Running, mixed with Zumba, boot camps and a healthier diet, led me to lose 40 pounds (and numerous inches) from July 2014 to May 2015. My entire body type changed. I went from an apple to an hourglass. I dropped from a size 16 to an 8. I bought more clothes in various sizes in that time than I usually buy in years. It wasn't easy, but it was what I wanted. It was the continuation of a journey I started in August 2012 and one that I am sure I will always be on.

I went through the normal dress fitting process, starting a little early since I knew my dress would probably need extra alterations. My seamstress seemed a bit daunted by the challenge, but up for it. And then at my final fitting the dress just didn't fit right. It was meant for a bigger person and a different shape. It was perfect for a different me.

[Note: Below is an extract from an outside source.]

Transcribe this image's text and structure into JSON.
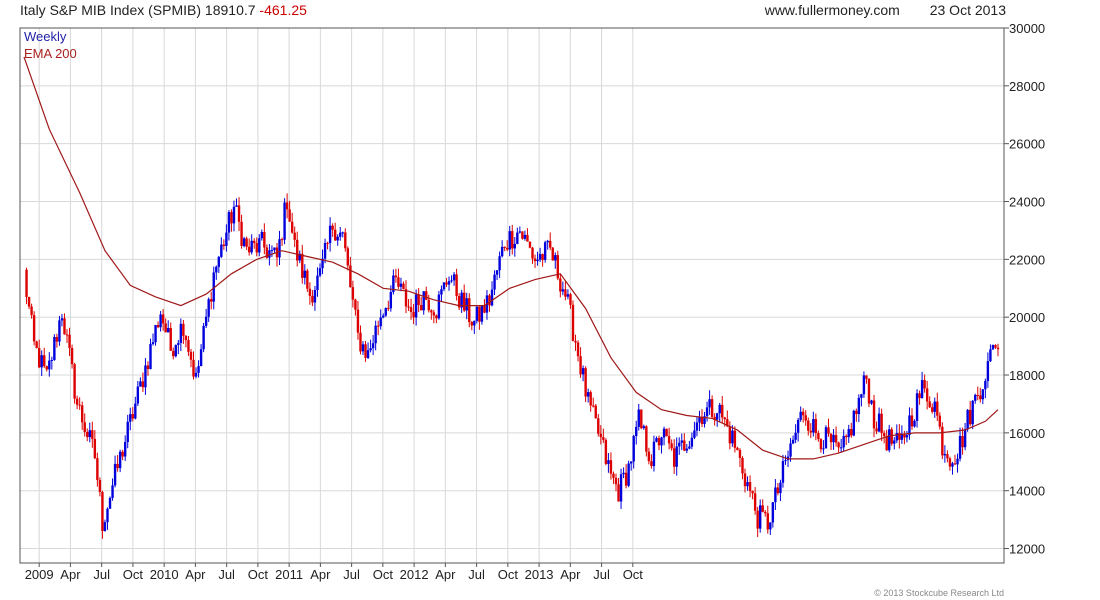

I cried. Don't get me wrong -- this was devastating. I cried while I looked online for new dresses. I held in tears as I worked my way through a Zumba class. And then I went to the store and stepped into what would become my new gown. It was perfect. It not only fit perfectly aside from needing a hem, but it hugged my new curves and showed off the smaller me I'd worked so hard to get.

I properly mourned the loss of my old dress and tucked it into a closet until I'm ready to try and sell it. But the old me would never have even tried on my new dress, and I can't imagine getting married in anything else.

My journey it isn't for everyone. It was hard. During that summer, I worked out sometimes six days a week between my C2K program and Zumba classes. I still ate ice cream, and we still enjoyed dinners out frequently, but I made a lifestyle change.

It's not easy. It's a choice I make every day.

Sometime in the future -- next week, one year, five, 10 -- this will just be a funny story I tell people about my wedding, but when it was happening, it was a heightened stressful experience for three weeks. But I don't regret losing the weight or learning to run or the stress it caused me.

While the wedding was the inspiration for losing weight, I didn't do it for anyone but me. I didn't feel pressured to lose weight. I don't look at my wedding pictures and see someone I don't recognize (a very popular notion in the world of anti-wedding-weight-loss stories), but rather just a smaller version of me. The me that I am today, and hopefully tomorrow, and a few days longer than that.

And when the weight comes back -- whether from pregnancy or just because -- I'll still love fitness. I'll still have the knowledge of what I can do when I put my mind to it. And I'll still have my husband -- and in the end nothing else really matters.